The content team were spending more time fighting their tools than creating content. Donation forms were clunky. Event bookings required phone calls. And the whole thing was painfully slow.
We started where you should always start—talking to the people who actually use the thing. We ran stakeholder interviews across the organisation, from the marketing team to the nature reserve wardens. Everyone had opinions. Most of them were useful.
Puree Design handled the visual identity while we dug into the information architecture. The old site had accumulated years of content—some valuable, some... less so. We audited everything, agreed some proper KPIs with the team, and started wireframing.
The technical decision was straightforward: Perch Runway. It's not the flashiest choice, but for a charity that needs reliability over bells and whistles, it's perfect. Easy for non-technical staff to update, fast to load, and stable enough that we're not getting calls at midnight.

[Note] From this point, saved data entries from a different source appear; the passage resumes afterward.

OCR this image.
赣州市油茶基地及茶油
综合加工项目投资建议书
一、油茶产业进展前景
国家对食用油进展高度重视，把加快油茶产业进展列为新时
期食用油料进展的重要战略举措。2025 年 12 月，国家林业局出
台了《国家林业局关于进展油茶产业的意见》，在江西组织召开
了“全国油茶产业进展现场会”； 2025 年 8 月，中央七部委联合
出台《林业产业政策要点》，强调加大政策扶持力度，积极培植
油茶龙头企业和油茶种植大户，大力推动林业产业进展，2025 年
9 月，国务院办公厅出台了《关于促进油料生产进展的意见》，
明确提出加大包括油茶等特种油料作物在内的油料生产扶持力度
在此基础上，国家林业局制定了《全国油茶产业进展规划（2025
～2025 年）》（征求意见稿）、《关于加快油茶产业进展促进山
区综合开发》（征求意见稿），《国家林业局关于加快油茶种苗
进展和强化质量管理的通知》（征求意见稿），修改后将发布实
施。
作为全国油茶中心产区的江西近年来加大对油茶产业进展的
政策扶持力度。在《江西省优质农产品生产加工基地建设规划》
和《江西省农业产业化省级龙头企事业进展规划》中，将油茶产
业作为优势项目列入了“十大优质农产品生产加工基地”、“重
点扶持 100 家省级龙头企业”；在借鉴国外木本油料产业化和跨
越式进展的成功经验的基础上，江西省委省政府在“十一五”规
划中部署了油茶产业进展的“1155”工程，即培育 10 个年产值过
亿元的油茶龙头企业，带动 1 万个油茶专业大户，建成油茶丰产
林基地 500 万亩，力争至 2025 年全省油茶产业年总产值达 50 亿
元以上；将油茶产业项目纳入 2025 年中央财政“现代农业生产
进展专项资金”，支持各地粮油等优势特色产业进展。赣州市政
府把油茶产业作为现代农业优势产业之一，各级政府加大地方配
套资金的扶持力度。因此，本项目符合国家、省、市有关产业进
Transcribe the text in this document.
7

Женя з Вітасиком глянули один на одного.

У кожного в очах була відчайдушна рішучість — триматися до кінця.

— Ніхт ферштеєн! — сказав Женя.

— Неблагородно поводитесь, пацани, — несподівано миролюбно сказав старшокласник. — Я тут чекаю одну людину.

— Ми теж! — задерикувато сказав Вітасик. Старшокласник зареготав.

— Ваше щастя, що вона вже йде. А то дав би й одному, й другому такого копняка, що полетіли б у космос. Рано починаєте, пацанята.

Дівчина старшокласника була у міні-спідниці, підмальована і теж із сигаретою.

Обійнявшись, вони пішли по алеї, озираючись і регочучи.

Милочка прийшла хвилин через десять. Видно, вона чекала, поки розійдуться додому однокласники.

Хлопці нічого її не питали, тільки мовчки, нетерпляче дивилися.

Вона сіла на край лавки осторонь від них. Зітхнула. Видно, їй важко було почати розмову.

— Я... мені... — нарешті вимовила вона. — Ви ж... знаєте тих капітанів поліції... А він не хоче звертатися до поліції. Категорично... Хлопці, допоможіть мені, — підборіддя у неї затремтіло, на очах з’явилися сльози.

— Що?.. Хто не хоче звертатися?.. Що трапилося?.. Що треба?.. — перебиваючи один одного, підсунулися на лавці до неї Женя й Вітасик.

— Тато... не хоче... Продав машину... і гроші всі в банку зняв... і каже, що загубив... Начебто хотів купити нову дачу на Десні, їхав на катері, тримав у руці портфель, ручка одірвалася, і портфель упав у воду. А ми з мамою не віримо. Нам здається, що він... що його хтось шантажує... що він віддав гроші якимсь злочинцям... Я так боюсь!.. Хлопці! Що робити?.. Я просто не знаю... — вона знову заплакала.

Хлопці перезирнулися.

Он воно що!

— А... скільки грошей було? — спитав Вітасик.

The numbers told the story. Donations increased measurably after launch—partly the better UX, partly because people could actually find the donate button. Membership sign-ups followed the same pattern.
But the real win? The content team can actually do their jobs now. One CMS, one login, one place for everything. They're spending their time writing about hedgehogs and wildflower meadows instead of wrestling with WordPress.
We're still looking after the site years later. That's either a sign we did something right, or we're just very difficult to get rid of.